15 TEMMUZ’U YAPANLARIN YÜZDE 95’İ 90-94 HARP OKULU MEZUNLARIDIR
 
FETÖ’nün TSK içindeki yapılanmasını da anlatan Doç. Dr. Hüseyin Aydın “1986 yılında askeri liselerde bu yapı tespit ediliyor ve bir araştırma yapılıyor. Öğrencilerin yüzde 60-70’i 86 yılında örgüte mensup çıkıyor. Bunların bir kısmı 15 Temmuz’da önemli rollerde karşımıza çıkıyor. 15 Temmuz darbe girişimi büyük oranda albay ve tuğgenarellerin etkili olduğu bir girişimdi. Asıl 15 Temmuz’da önemli yapı ise 90-94 Harp Okulu mezunları. Bunların yüzde 95’i darbeye fiilen katılanlar” şeklinde konuştu.
 
15 Temmuz’da Hava ve Deniz kuvvetlerinden çok fazla unsurun darbe girişimine katıldığını belirten Aydın, TSK’nın en büyük ordusunun Kara Kuvvetleri olduğuna işaret ederek ekledi: Darbe girişimine oransal olarak Kara Kuvvetleri’nden az kişinin katıldığını görüyoruz. Bunun nedeni örgütün darbenin başarısız olma ihtimaline karşı daha az unsurun deşifre olmasını sağlamak olduğunu düşünüyorum. Bütün bunlara baktığımızda Kara Kuvvetleri’nde diğer bölümlerden daha az FETÖ’cü yok diyemeyiz.
 
FETÖ, ÖRGÜT İÇİ EVLİLİKLERİ KULLANARAK İÇERDEKİ SUBAYLARI SUSTURUYOR

Türk yargı tarihi açısından bir darbe girişiminin etkin bir şekilde soruşturulduğu bir örnek olmadığını söyleyen Hüseyin Aydın,  yargının ilk saatlerde soruşturma açarak gösterdiği refleksin takdir edilmesi gerektiğini belirtti. 15 Temmuz Darbe Davalarıyla ilgili de konuşan Aydın “TSK’ya sızan FETÖ’cüler için örgüt içi evlilik çok önemli. İçerde tutuklu bulunan ve itirafçı olup önemli bilgiler veren birçok subay, aileleri üzerinden tekrar ikna edilerek itirafçılıktan vazgeçirildi. Konuşacak pek çok kişi aile ve çocukları üzerinden örgüt tarafından tehdit edilerek susturuldu. Yani ailelerin varlığı içerdekilerle örgüt arasında kurulan bağın sürdürülmesi açısından önemli” dedi. 
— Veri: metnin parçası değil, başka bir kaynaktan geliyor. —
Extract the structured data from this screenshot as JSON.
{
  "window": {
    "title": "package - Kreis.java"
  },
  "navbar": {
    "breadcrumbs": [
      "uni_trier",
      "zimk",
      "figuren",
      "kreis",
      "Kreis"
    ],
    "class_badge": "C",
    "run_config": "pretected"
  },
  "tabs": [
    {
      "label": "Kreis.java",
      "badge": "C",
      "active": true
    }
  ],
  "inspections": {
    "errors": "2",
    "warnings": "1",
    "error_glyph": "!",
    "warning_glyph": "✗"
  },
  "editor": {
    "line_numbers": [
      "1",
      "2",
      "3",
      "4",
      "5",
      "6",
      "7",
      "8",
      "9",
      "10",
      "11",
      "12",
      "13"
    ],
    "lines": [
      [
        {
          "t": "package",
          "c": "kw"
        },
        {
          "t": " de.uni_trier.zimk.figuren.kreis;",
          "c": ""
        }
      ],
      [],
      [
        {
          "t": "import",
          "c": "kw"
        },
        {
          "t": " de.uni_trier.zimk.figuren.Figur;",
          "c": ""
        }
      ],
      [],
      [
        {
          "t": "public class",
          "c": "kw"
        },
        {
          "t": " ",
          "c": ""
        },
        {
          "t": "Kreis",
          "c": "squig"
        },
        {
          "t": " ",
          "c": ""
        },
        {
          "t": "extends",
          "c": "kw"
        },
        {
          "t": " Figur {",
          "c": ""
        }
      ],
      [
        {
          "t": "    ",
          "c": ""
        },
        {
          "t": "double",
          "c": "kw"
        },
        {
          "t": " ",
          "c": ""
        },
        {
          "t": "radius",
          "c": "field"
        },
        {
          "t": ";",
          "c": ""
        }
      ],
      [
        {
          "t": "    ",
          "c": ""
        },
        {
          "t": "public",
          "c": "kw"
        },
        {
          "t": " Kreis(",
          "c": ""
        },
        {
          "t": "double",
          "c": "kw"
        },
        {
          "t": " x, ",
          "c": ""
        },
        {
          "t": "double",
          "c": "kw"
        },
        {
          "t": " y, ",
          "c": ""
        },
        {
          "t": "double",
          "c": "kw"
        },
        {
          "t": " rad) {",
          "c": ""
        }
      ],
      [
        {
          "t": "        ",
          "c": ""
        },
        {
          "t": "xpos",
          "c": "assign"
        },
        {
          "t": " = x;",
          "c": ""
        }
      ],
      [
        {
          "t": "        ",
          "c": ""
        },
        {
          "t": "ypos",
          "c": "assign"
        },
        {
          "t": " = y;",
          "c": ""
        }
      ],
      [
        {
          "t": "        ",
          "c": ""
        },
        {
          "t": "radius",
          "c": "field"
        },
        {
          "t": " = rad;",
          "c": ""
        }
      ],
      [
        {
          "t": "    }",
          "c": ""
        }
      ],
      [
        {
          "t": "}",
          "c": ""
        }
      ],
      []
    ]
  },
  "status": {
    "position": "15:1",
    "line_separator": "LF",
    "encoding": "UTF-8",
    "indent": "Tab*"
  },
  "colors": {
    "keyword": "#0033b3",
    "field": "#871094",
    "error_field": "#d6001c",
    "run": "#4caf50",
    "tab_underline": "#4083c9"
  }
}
Programda 15 Temmuz günü darbe girişimini MİT’e bildiren Binbaşı Okan’ın ihbar sürecini geniş bir şekilde anlatan Hüseyin Aydın “Bir takım analizler yapılıyor ve deniyor ki darbe böyle mi olur? Bunun üzerinden spekülasyonlar geliştiriliyor. Ancak darbenin planlandığı saat gece 03.00. Bu darbe girişimi iyi planlanmış hatta mükemmele yakındı. İstedikleri saatte yapabilselerdi teknik olarak başarılı olacaklarını düşünüyorum” şeklinde konuştu.
 
İLK DEFA MAK, SAT VE ÖZEL KUVVETLER AYNI ANDA SAHAYA SÜRÜLDÜ
 
O gece Marmaris’te Cumhurbaşkanı Erdoğan’a yönelik suikast girişimini de anlatan Aydın, suikaste giden ekibin TSK’nın üç seçilmiş birliği olan MAK Timleri, SAT Timleri ve Özel Kuvvetler’den oluşturulduğunu söyledi. “Bu üç timin aynı anda sahada olduğu bir başka operasyon yok. Çok geniş kapsamlı hazırlık yapıyorlar. Duruşmalardaki gözlemlerime göre örgütsel aidiyeti en yüksek subay ve astsubay profiliyle karşı karşıyayız” diyen Aydın, 15 Temmuz’un dönüm noktalarından birinin suikast timinin hedefine ulaşamaması olduğunu ifade etti.
 
“HELİKOPTER ARIZASI KADER PLANININ BİR PARÇASI BANA GÖRE”
 
Suikast timinin Cumhurbaşkanının yerini tam tespit edemediğini söyleyen Hüseyin Aydın o geceyi şöyle anlattı: Cumhurbaşkanımızın Grand Yazıcı Otel’deki villalardan birinde tatil yapacağın öğreniyorlar. Ama Cumhurbaşkanımız İstanbul’dan hareketinden sonra helikopteri arıza yapıyor. Otelin helikopteri Çıldır Havalimanı’na çağrılıyor. Cumhurbaşkanımız otelin helikopteriyle gece otele iniş yapıyor. Dolayısıyla İstanbul’dan havalandığını biliyorlar ama bakıyorlar ki o helikopter otele gelmiyor. Arızası giderildikten sonra Otluk Koyu’na geliyor. O gece darbe girişimi erkene alınınca yerini tam tespit edemiyorlar. Grand Yazıcı’da mı otluk Koyu’nda mı olduğundan emin değiller. Bu helikopter arızası sıra dışı bir olay ve kader planının bir parçası bana göre.
 
DENKLEME HALK DAHİL OLMASAYDI DARBE GİRİŞİMİ BASTIRILMAZDI
 
15 Temmuz gecesi birçok noktada sıra dışı olayın yaşandığını ve hain girişimin bu şekilde bastırıldığını belirten Hüseyin Aydın “O gece devletimiz kendi imkanlarıyla bu darbeyi bastırabilecek durumda değildi. Bunu örgütün TSK ve devletin içindeki gücünü dikkate alarak söylüyorum. Eğer bu denkleme halk dahil olmasaydı devletin kısa vadede bu darbe girişimini bastırması mümkün değildi. Bu nedenle halkımız her türlü takdiri hak ediyor. O gece halkımız devletini bir saldırıya karşı korumuştur ve devletin gerçek sahibinin kendisi olduğunu göstermiştir” şeklinde konuştu.